Même le patron de Carlie voyait que quelque chose n'allait pas. C'est la raison pour laquelle il alla lui parler lui-même, avant la fin de sa journée.

« Quelque chose ne va pas ? » demanda-t-il sur un ton paternel. « Depuis que tu es allée à la chocolaterie, tu n'es plus que l'ombre de toi-même, ça ne te ressemble pas. Quelque chose vous y est arrivé ? J'ai entendu dire dans les médias que les autres enfants avaient eu quelque pépins … »

« Non il ne s'est rien passé. Nous avons passé la plus belle journée de notre vie Charlotte et moi, elle a été exemplaire contrairement aux quatre autres enfants. Elle avait même recommencé à parler un peu … avant de retomber dans son mutisme depuis. Mais rien de mal ne nous est arrivé. » dit la grande sœur sans oser regarder son patron dans les yeux.

« Alors quoi ? Je vois bien qu'il y a un problème Carlie … parle-moi … ça te fera du bien. » supplia presque le vieil homme.

« A la fin de la journée, Willy nous a proposé de venir habiter avec lui à la chocolaterie. Il voulait que Charlotte devienne son successeur. » céda Carlie en commençant à verser quelques larmes.

« Et alors, pourquoi tu es encore là ?! La plupart des gens sur cette Terre auraient tué mère et père pour pouvoir être à votre place … » dit-il sans réfléchir à la portée de ses paroles.

« Justement, ils auraient tué mère et père parce qu'ils en avaient encore. Nous, nous n'en avons plus. La maison dans laquelle nous vivons est la seule chose qui nous rattache à eux désormais. Je ne peux pas concevoir de la laisser derrière moi. » cria presque la jeune fille.

« Carlie, il ne faut pas vivre dans le passé, tu le sais ça … ça n'apporte rien de bon, que ce soit pour toi ou pour ta sœur. Mais il n'y a pas quelque chose en plus là-dessous ? Tu n'aurais pas oublié de me raconter un détail ? »

« Quelle perspicacité … » sourit Carlie. « Au cours de la visite, Willy s'est souvenu de moi … Toutes ces années je pensais avoir rêvé ces moments mais … quand j'étais petite et que mon grand-père travaillait pour lui à la boutique, je venais l'y rejoindre. De nombreuses fois j'ai échappé à sa surveillance, et j'allais voir Willy, j'adorais passer du temps avec lui, et ensemble nous avons travaillé sur plusieurs confiseries.
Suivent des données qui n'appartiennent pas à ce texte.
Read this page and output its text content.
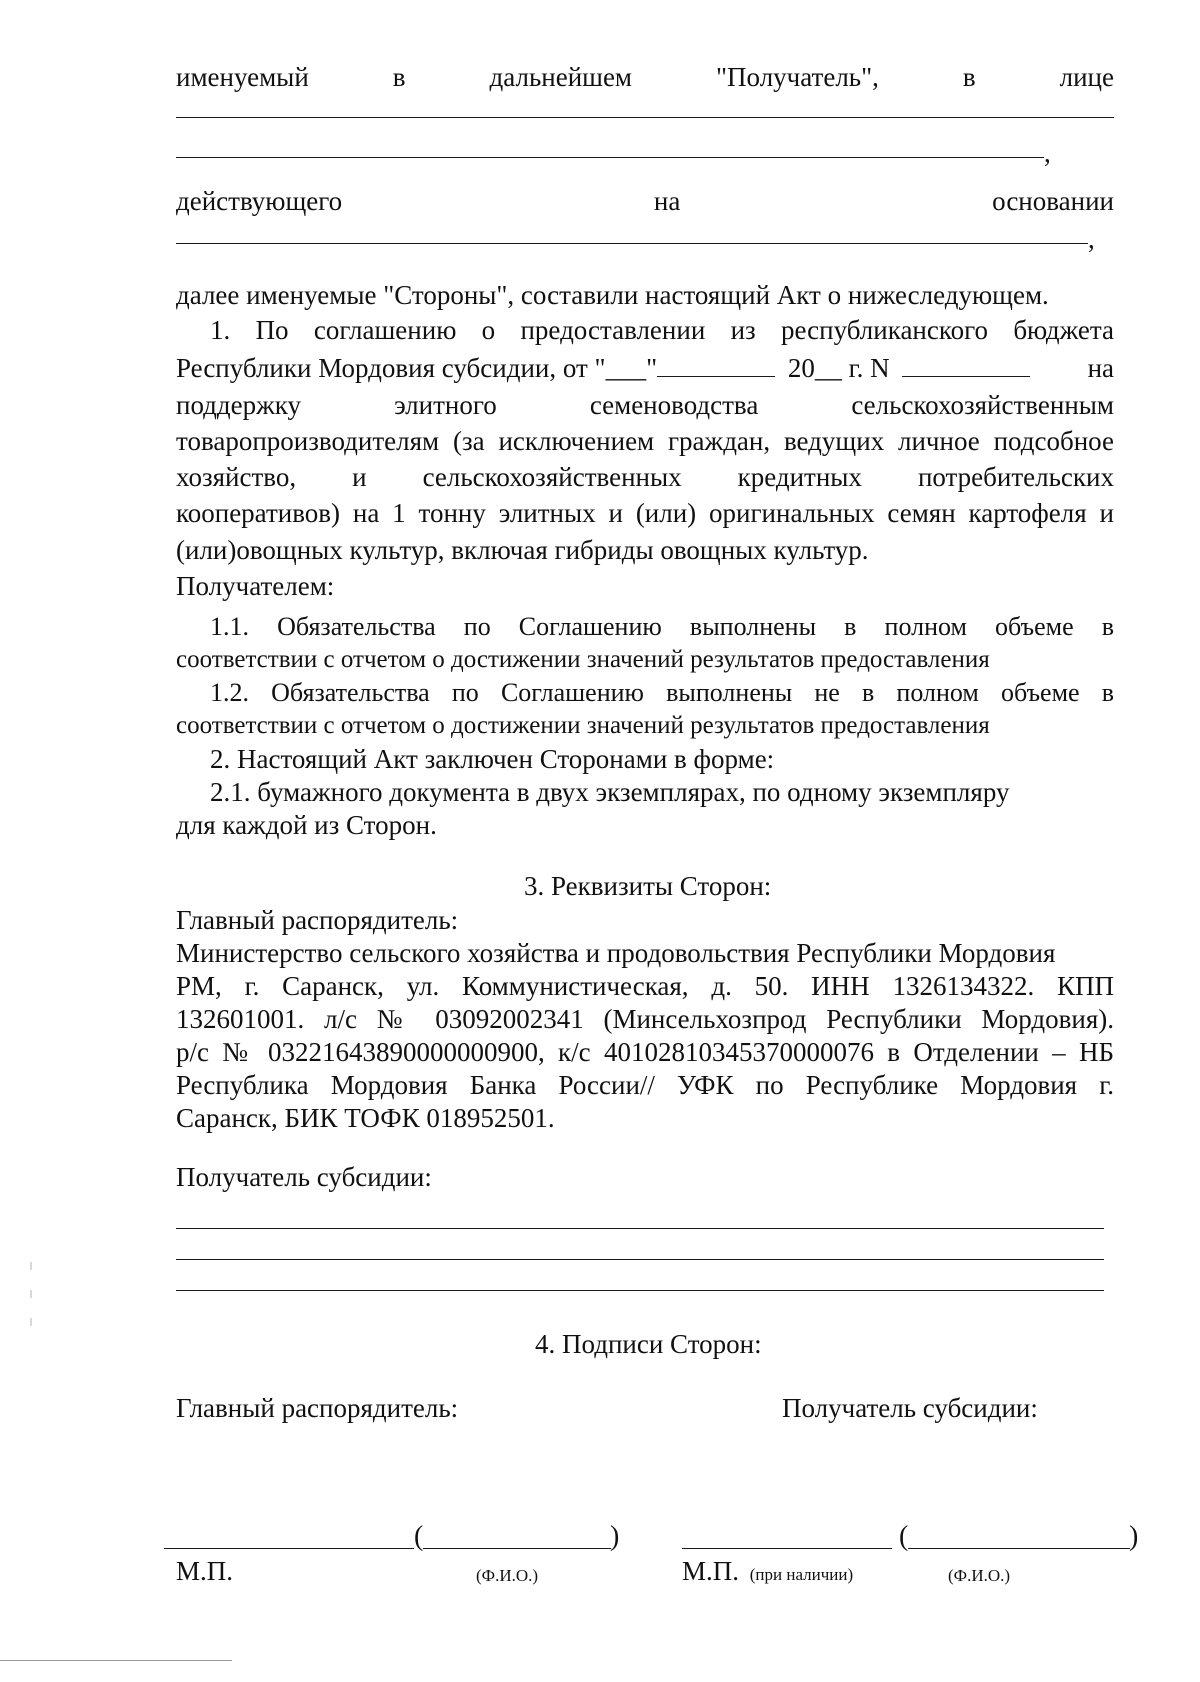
именуемый	в	дальнейшем	"Получатель",	в	лице
,
действующего	на	основании
,
далее именуемые "Стороны", составили настоящий Акт о нижеследующем.
1. По соглашению о предоставлении из республиканского бюджета
Республики Мордовия субсидии, от "___"	20__ г. N	на
поддержку	элитного	семеноводства	сельскохозяйственным
товаропроизводителям (за исключением граждан, ведущих личное подсобное
хозяйство, и сельскохозяйственных кредитных потребительских
кооперативов) на 1 тонну элитных и (или) оригинальных семян картофеля и
(или)овощных культур, включая гибриды овощных культур.
Получателем:
1.1. Обязательства по Соглашению выполнены в полном объеме в
соответствии с отчетом о достижении значений результатов предоставления
1.2. Обязательства по Соглашению выполнены не в полном объеме в
соответствии с отчетом о достижении значений результатов предоставления
2. Настоящий Акт заключен Сторонами в форме:
2.1. бумажного документа в двух экземплярах, по одному экземпляру
для каждой из Сторон.
3. Реквизиты Сторон:
Главный распорядитель:
Министерство сельского хозяйства и продовольствия Республики Мордовия
РМ, г. Саранск, ул. Коммунистическая, д. 50. ИНН 1326134322. КПП
132601001. л/с № 03092002341 (Минсельхозпрод Республики Мордовия).
р/с № 03221643890000000900, к/с 40102810345370000076 в Отделении – НБ
Республика Мордовия Банка России// УФК по Республике Мордовия г.
Саранск, БИК ТОФК 018952501.
Получатель субсидии:
4. Подписи Сторон:
Главный распорядитель:	Получатель субсидии:
(	)	(	)
М.П.	(Ф.И.О.)	М.П. (при наличии)	(Ф.И.О.)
Et pendant la visite je … je crois que je suis tombée amoureuse de Willy Wonka … et je crois qu'il m'aime aussi … »

« Pourquoi refuses-tu le bonheur quand il se présente à toi ? » soupira son patron.

« Je ne me sens pas le droit d'être heureuse … pas quand toute ma famille est morte il y a si peu de temps … »
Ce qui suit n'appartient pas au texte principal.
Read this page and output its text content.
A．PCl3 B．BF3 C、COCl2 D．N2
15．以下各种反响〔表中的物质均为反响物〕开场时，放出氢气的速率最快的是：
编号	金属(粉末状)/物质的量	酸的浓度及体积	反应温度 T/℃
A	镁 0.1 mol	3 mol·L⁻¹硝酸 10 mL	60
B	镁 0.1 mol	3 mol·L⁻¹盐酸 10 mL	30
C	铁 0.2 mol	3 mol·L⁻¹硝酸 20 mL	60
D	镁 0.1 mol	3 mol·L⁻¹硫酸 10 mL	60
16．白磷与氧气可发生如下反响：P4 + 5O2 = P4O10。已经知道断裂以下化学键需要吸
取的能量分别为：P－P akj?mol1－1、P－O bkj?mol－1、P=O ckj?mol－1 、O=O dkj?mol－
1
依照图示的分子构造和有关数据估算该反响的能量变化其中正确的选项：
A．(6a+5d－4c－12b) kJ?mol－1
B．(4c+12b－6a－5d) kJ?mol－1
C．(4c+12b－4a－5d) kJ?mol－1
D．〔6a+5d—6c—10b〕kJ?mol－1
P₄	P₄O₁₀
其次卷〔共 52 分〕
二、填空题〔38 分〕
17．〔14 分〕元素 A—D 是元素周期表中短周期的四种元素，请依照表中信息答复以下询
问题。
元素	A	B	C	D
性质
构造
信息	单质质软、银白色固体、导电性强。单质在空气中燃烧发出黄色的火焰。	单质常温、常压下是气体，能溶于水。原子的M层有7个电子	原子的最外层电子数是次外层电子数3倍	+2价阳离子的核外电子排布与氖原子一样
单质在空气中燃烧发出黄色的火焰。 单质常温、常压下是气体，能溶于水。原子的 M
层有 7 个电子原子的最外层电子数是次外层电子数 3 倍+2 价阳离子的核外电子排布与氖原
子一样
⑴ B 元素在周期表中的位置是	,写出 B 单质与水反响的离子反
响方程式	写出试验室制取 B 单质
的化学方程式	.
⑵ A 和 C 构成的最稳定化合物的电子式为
« Déjà d'une toute ta famille n'est pas morte, Charlotte est toujours là, et de deux, tu ne te sens pas le droit d'être heureuse, mais est-ce que tu réalises qu'en faisant cela tu rends potentiellement ta sœur malheureuse également ? Tu l'entraines avec toi dans ta chute Carlie. Charlotte est un amour, mais en grandissant, elle pourrait t'en vouloir de ne pas t'être rendue compte de ça. Et là tu auras une raison valable de ne pas vouloir être heureuse. » moralisa-t-il. Il savait que ses paroles étaient dures, mais également nécessaires.
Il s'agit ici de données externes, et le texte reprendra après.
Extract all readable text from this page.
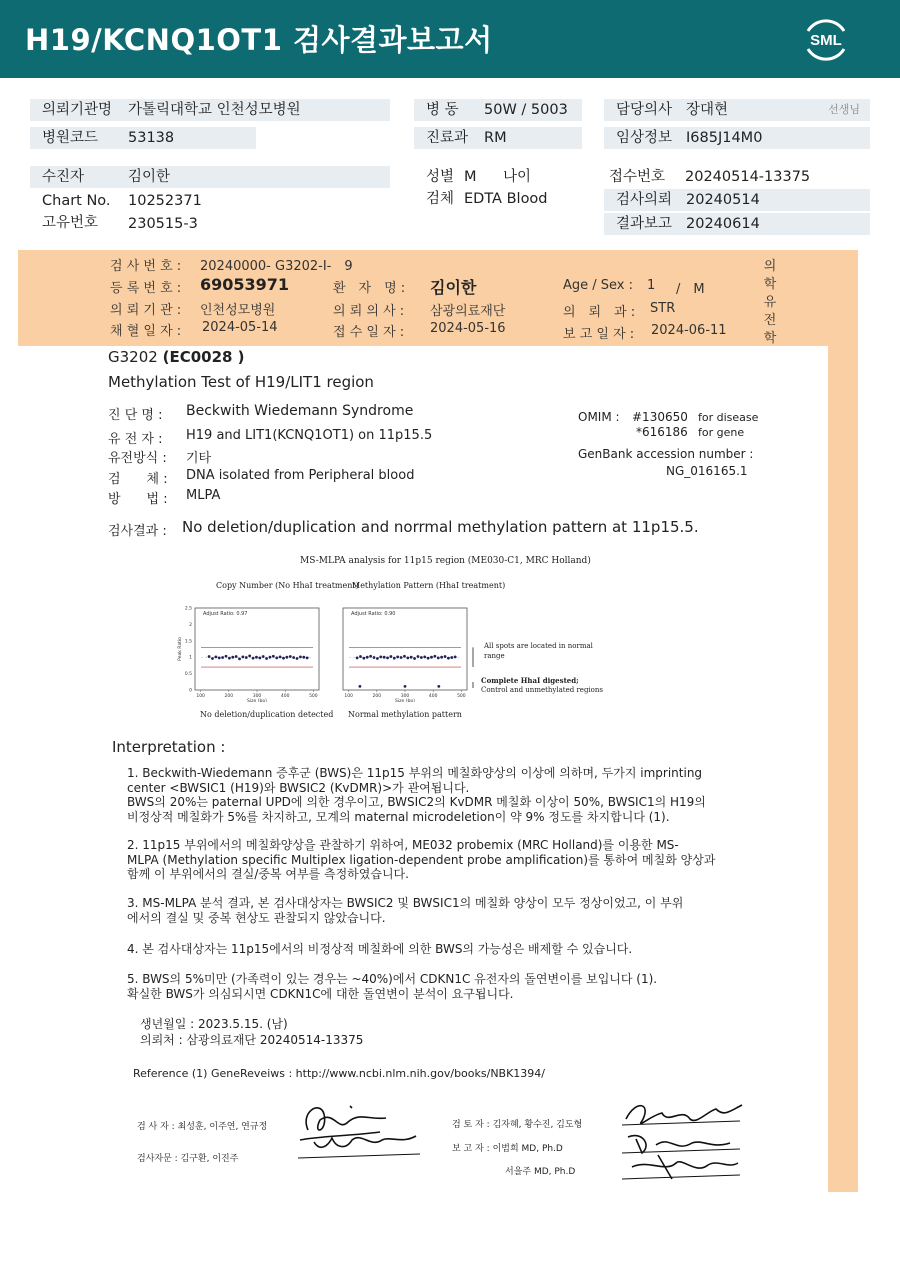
H19/KCNQ1OT1 검사결과보고서	SML
의뢰기관명 가톨릭대학교 인천성모병원	병 동 50W / 5003	담당의사 장대현	선생님
병원코드 53138	진료과 RM	임상정보 I685J14M0
수진자	김이한	성별 M 나이	접수번호 20240514-13375
Chart No. 10252371	검체 EDTA Blood	검사의뢰 20240514
고유번호 230515-3	결과보고 20240614
검 사 번 호 : 20240000- G3202-I-　9
등 록 번 호 : 69053971	환　자　명 : 김이한	Age / Sex : 1 /　M
의 뢰 기 관 : 인천성모병원	의 뢰 의 사 : 삼광의료재단	의　뢰　과 : STR
채 혈 일 자 : 2024-05-14	접 수 일 자 : 2024-05-16	보 고 일 자 : 2024-06-11
의학유전학
G3202 (EC0028 )
Methylation Test of H19/LIT1 region
진 단 명 : Beckwith Wiedemann Syndrome
유 전 자 : H19 and LIT1(KCNQ1OT1) on 11p15.5
유전방식 : 기타
검　　체 : DNA isolated from Peripheral blood
방　　법 : MLPA
OMIM : #130650 for disease
*616186 for gene
GenBank accession number :
NG_016165.1
검사결과 : No deletion/duplication and norrmal methylation pattern at 11p15.5.
MS-MLPA analysis for 11p15 region (ME030-C1, MRC Holland)
Copy Number (No HhaI treatment)
Methylation Pattern (HhaI treatment)
Adjust Ratio: 0.97
100	200	300	400	500
Size (bp)
2.5
2
1.5
1
0.5
0
Peak Ratio
Adjust Ratio: 0.90
100	200	300	400	500
Size (bp)
All spots are located in normal
range
Complete HhaI digested;
Control and unmethylated regions
No deletion/duplication detected Normal methylation pattern
Interpretation :
1. Beckwith-Wiedemann 증후군 (BWS)은 11p15 부위의 메칠화양상의 이상에 의하며, 두가지 imprinting
center <BWSIC1 (H19)와 BWSIC2 (KvDMR)>가 관여됩니다.
BWS의 20%는 paternal UPD에 의한 경우이고, BWSIC2의 KvDMR 메칠화 이상이 50%, BWSIC1의 H19의
비정상적 메칠화가 5%를 차지하고, 모계의 maternal microdeletion이 약 9% 정도를 차지합니다 (1).
2. 11p15 부위에서의 메칠화양상을 관찰하기 위하여, ME032 probemix (MRC Holland)를 이용한 MS-
MLPA (Methylation specific Multiplex ligation-dependent probe amplification)를 통하여 메칠화 양상과
함께 이 부위에서의 결실/중복 여부를 측정하였습니다.
3. MS-MLPA 분석 결과, 본 검사대상자는 BWSIC2 및 BWSIC1의 메칠화 양상이 모두 정상이었고, 이 부위
에서의 결실 및 중복 현상도 관찰되지 않았습니다.
4. 본 검사대상자는 11p15에서의 비정상적 메칠화에 의한 BWS의 가능성은 배제할 수 있습니다.
5. BWS의 5%미만 (가족력이 있는 경우는 ~40%)에서 CDKN1C 유전자의 돌연변이를 보입니다 (1).
확실한 BWS가 의심되시면 CDKN1C에 대한 돌연변이 분석이 요구됩니다.
생년월일 : 2023.5.15. (남)
의뢰처 : 삼광의료재단 20240514-13375
Reference (1) GeneReveiws : http://www.ncbi.nlm.nih.gov/books/NBK1394/
검 사 자 : 최성훈, 이주연, 연규정
검사자문 : 김구환, 이진주
검 토 자 : 김자혜, 황수진, 김도형
보 고 자 : 이범희 MD, Ph.D
서을주 MD, Ph.D
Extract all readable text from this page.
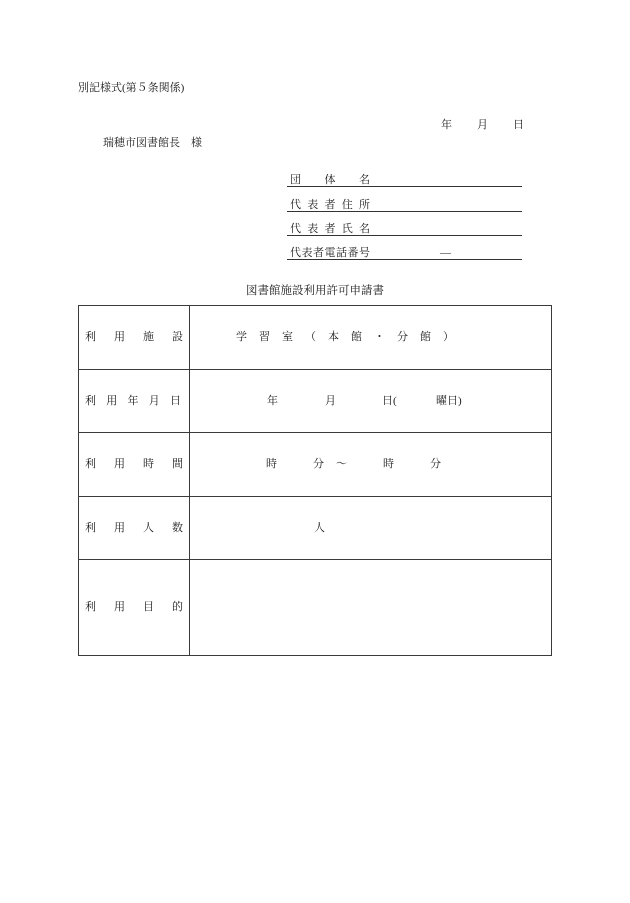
別記様式(第５条関係)
年 月 日
瑞穂市図書館長　様
団 体 名
代 表 者 住 所
代 表 者 氏 名
代 表 者 電 話 番 号	―
図書館施設利用許可申請書
利 用 施 設	学 習 室 （ 本 館 ・ 分 館 ）
利 用 年 月 日	年	月	日(	曜日)
利 用 時 間	時	分 ～	時	分
利 用 人 数	人
利 用 目 的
Les mots de son patron eurent l'effet d'un électrochoc chez Carlie. Beaucoup de doutes se levèrent, et une chose lui restait à faire : parler avec sa sœur. Elle devait savoir ce qu'elle avait sur le cœur.

Une fois qu'elles furent chez elles, Carlie se saisit d'un crayon et de papier pour que sa sœur puisse écrire ce qu'elle ressentait, car l'heure n'était ni aux devinettes, ni aux malentendus, puis appela Charlotte.

« Ecoute mon cœur, je vois bien que quelque chose ne va pas depuis … la visite de la fabrique. Dis-moi ce qui ne va pas s'il-te-plait, je ne supporte pas de te voir malheureuse de la sorte, et j'ai besoin de savoir si je suis en faute ou non … » dit-elle en la prenant sur ses genoux et en caressant ses cheveux.

« Non ce n'est pas de faute, et ce n'est rien, ça passera bientôt. » écrivit la petite.

« Charlotte parle-moi franchement, tu sais que tu peux tout me dire … tu m'as toujours tout raconté et si la moindre chose te tracasse tu dois m'en parler. »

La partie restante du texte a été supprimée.